Christine’s love for the Phantom is more profound, more complex, and deeper than the love she harbors for Raoul.  The Phantom represents her inner passion for art, and for reaching great heights, which reflect the Romantic yearning for knowledge and achievement.  The Phantom wants Christine to dedicate herself to her art, but that isn’t the only aspect of their relationship; it’s more complicated than that.  He does truly love her, which is proven to us when he makes the ultimate sacrifice in the end, and lets go of the only one who could have loved him in return.  The love between Christine and Raoul is young and immature, while the love between Christine and the Phantom is more mature and developed.  In the book, which I have not yet read, but intend to get, I have heard that the Phantom is portrayed as passionate, both romantically and artistically.  Christine feels safe with Raoul, because what she shares with him is more platonic than romantic.  The Phantom’s passion is too wild and frightening for Christine.  She is afraid to go “beyond the point of no return”, both in terms of her personal relationship with the Phantom, and in terms of her art.


The fact that Raoul and Christine were friends as children is very symbolic, because their love is youthful and underdeveloped, and in that respect, childish.  The Phantom seems to regard Raoul as a mere boy.  During “The Mirror”, the Phantom sings, “Insolent boy, this slave of fashion, basking in your glory.  Ignorant fool, this brave young suitor.  Sharing in my triumph!”  To Christine, the Phantom is mystery, darkness, sensuality, and danger, while Raoul is innocence and safety.  The Phantom wants her to get in touch with her darker side, and to learn to love him in spite of his outward disfigurement.  This is why he hides his disfigurement with a mask – he believes that Christine could not love his real form.  The Phantom is a magician, which adds to his deceptive and elusive nature.  He believes that by creating an illusion, he can veil reality, because he knows that others cannot accept reality as it is.

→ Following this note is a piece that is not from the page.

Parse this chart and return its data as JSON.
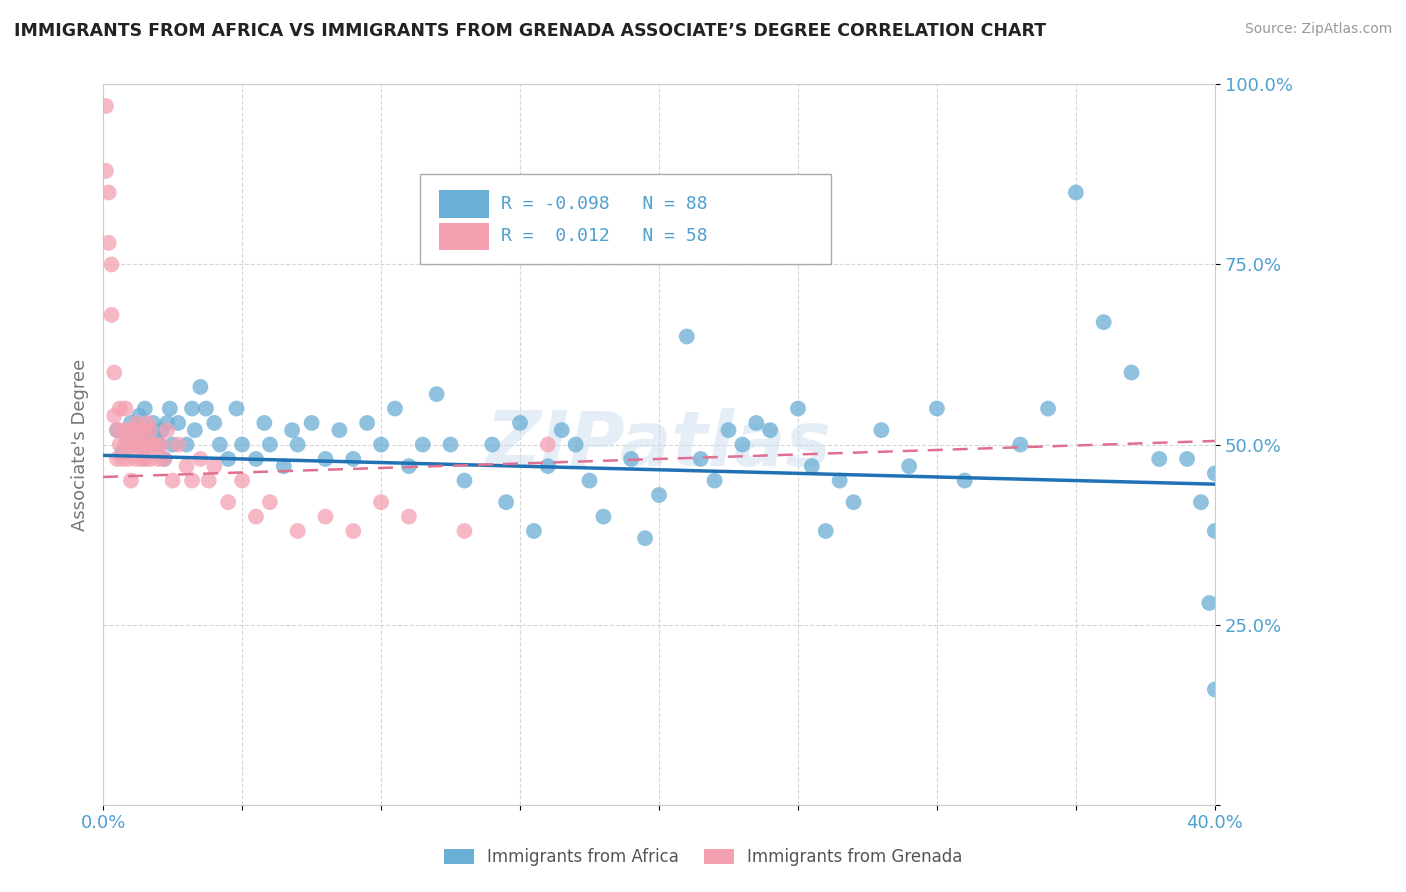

While Christine is torn between Raoul and the Phantom, she is forced to make a choice.  When the Phantom decides to let her go, their farewell is heartbreaking and reduces me to tears every time.  When the Phantom sings the line, “Christine, I love you”, it is clear that he really does love her, but he can never have her.  I believe the ending of The Phantom of the Opera is beautiful the way it is, and I do not like the idea of a sequel (I’m looking at you, Love Never Dies...), but I can never like Raoul.  He is not a character I am capable of liking.  He never has been, and never will be.

Raoul and the Phantom can be seen as two sides of Christine’s nature, which she must choose between.  These two sides of her are mutually exclusive, and cannot coexist.  In the end, she cops out, and chooses the safe and rational life, rather than the life that the Phantom represents, which is fraught with danger, risk, intensity, and sacrifice.  The Phantom inhabits the subterranean regions of the Opera House, symbolizing Christine’s subconscious being.

There are many ways of looking at this story.  You could think of the Phantom as a murderer who wants to possess Christine because he is desperate for love, but I think that is a limited perspective, and that there is far more to this story than that.  The Phantom is perceived in a threatening light, because in terms of Christine’s psyche, it is threatening for her to continue probing her subconscious, and threatening for her to listen to the demands of her inner self, and to contemplate fulfilling such wild and ambitious desires.  Ultimately, her childish self decides to stay in the safe, tame, surface world with Raoul.